After studying Jungian psychology for a year to learn more about your shadow – the shrink’s recommendation – and attending an anger management group for an additional year – the shrink’s recommendation – nothing has improved. So, both you and the shrink go onto Twitter for some help, but like magnets draw a mismash of hostile projections to your carefully crafted online personas, driving your anxiety and despondency to intolerable highs and lows. And even more ironic, throughout your stay on Twitter, neither one of you realize that you are tweeting each other, as your ever-changing online personas have transformed the pair of you into virtual strangers.

Another year passes, you’ve already quit therapy, and your primary care doctor prescribes you a high dose of Paxil, since by this time you are a nervous wreck and feeling hopeless over having no friends, no sex life, and a failing online romance with your ex-shrink, whom you still don’t recognize as having been your shrink.

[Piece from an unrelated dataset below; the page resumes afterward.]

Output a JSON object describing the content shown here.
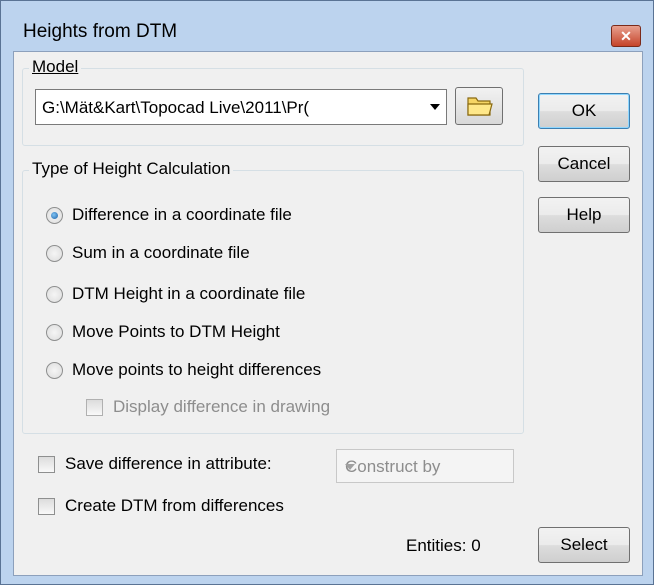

With time, the Paxil quells your anxiety and makes you blissfully numb to your sadness. However, you gain 50 pounds from the side effects and decide to quit the Paxil, go through a month of agonizing withdrawals, and begin meeting strangers from the Craigslist for casual sex, hoping this will distract you from the horrific realization that your ex-shrink has “got off” to your intimate pics and then ghosted you, upon his, her, or their realization of having been your actual shrink.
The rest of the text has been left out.